Próximo culto: Domingo às 11h30

Devocional de 16 de dezembro

Fonte: Devocional Manhã e Noite – Charles H. Spurgeon

Manhã

“Vinde a mim (…)” (Mt 11:28) A proclamação do Cristianismo está na gentil palavra "vinde". A lei judaica duramente diz: "Vá; cuidado com os teus passos no caminho em que hás de andar; quebre os mandamentos e perecerás; guarde-os, e viverás". A lei era uma dispensação de terror que conduzia o homem diante dela tal como um flagelo. O evangelho chama com laços de amor. Jesus é o bom pastor que vai adiante de Suas ovelhas, convidando-as a Lhe seguir, e sempre levando-as com a doce palavra "vinde".

A lei repele, o evangelho atrai. A lei mostra a distância que existe entre Deus e o homem; o evangelho cria uma ponte sobre o terrível abismo, e leva o pecador por sobre ela. Desde o primeiro momento de sua vida espiritual até o dia em que você for levado para a glória, a palavra de Cristo a você será: "Vinde, vinde a mim". Como uma mãe que estende a mão para sua filha e a encoraja a andar, dizendo "venha", o mesmo faz Jesus. Ele sempre estará a sua frente, encorajando-o a segui-Lo, assim como o soldado segue o seu capitão. Ele vai sempre adiante de você para pavimentar seu caminho e limpar seu trajeto, e você ouvirá Sua inspiradora voz chamando-o a segui-Lo por toda a vida. E, na solene hora da morte, Suas doces palavras, com as quais Ele irá conduzi-lo para o mundo celestial, serão: "Vinde, benditos de meu Pai" (Mt 25:34). Além disso, não é apenas o clamor de Cristo a você, pois se você for um verdadeiro crente, o seu clamor para Cristo será: "Venha! Venha!". Você estará ansioso pelo Seu segundo advento, e dirá: "Venha depressa, Senhor Jesus". Você estará ansioso por uma comunhão mais íntima e próxima com Ele.
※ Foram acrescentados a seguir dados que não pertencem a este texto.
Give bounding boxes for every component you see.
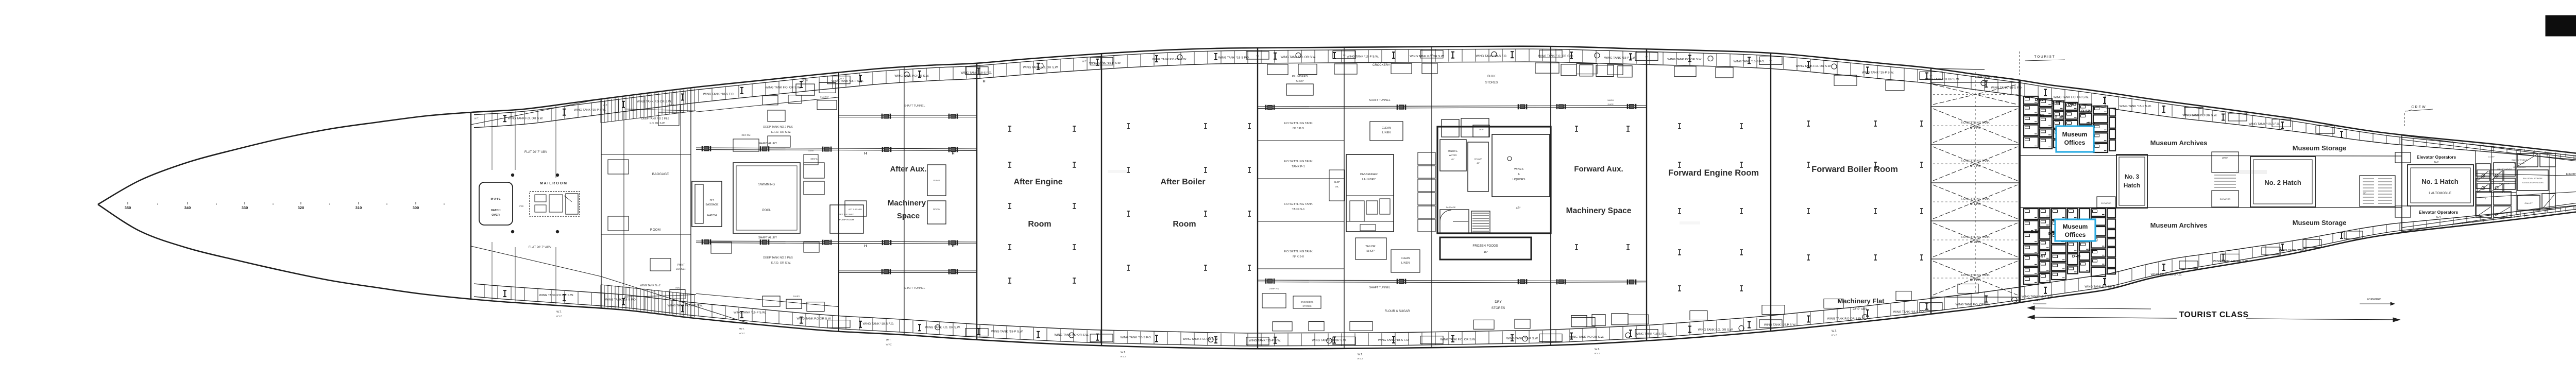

Assim como o clamor do Senhor para você é "vinde", sua resposta a Ele será: "Vem, Senhor, e fica comigo; vem, e ocupe sozinho o trono do meu coração, e reine sem qualquer rival; consagra-me inteiramente ao Teu serviço".

Noite

"Nem tu as ouviste, nem tu as conheceste, nem tampouco há muito foi aberto o teu ouvido (…)“ (Is 48:8) É doloroso lembrar que, em certo grau, essa acusação pode ser pregada na porta de crentes que, muitas vezes, estão insensíveis espiritualmente. Podemos muito bem lamentar que nós não ouvimos a voz de Deus como devíamos. "Nem tu as ouviste". Há suaves manifestações do Espírito Santo na alma que são ignoradas por nós. Há sussurros do mandamento divino e do amor celestial que são igualmente despercebidos pelos nossos intelectos de chumbo.

Ai de mim! Temos sido descuidadamente ignorantes. "Nem tu as conheceste". Há assuntos que devíamos ter visto; corrupções que fizeram progressos despercebidos; doces afeições que estão sendo arruinadas como flores no gelo, sendo por nós neglicenciadas; vislumbres da face divina que podem ser percebidos se não murarmos as janelas da nossa alma. Mas nós "não as conhecemos". Quando pensamos nisso, ficamos humilhados no mais profundo egoísmo. Como devemos louvar a graça de Deus conforme entendemos que toda essa loucura e ignorância de nossa parte foi conhecida por Deus, e, apesar de Sua presciência, Ele ainda tem prazer em tratar conosco de forma misericordiosa! Admire a maravilhosa e soberana graça por nos ter escolhido à vista de tudo isso! Maravilhe-se pelo preço que foi pago por nós quando Cristo sabia o que seríamos! Aquele que foi pendurado na cruz previu quão incrédulos, apostatas, frios de coração, indiferentes, descuidados, negligentes em oração nós seríamos, e, ainda assim, Ele disse: "Eu sou o Senhor teu Deus, o Santo de Israel, o teu Salvador (...) Desde que fostes precioso aos Meus olhos, também fostes honrado, e Eu te amei. Portanto, darei homens por Ti, e povos pela Tua vida!" (Is 43:3-4). Ó redenção, quão maravilhosamente resplandece quando pensamos quão sujos nós somos! Ó Espírito Santo, dai-nos, a partir de agora, um ouvido que ouve e um coração que entenda!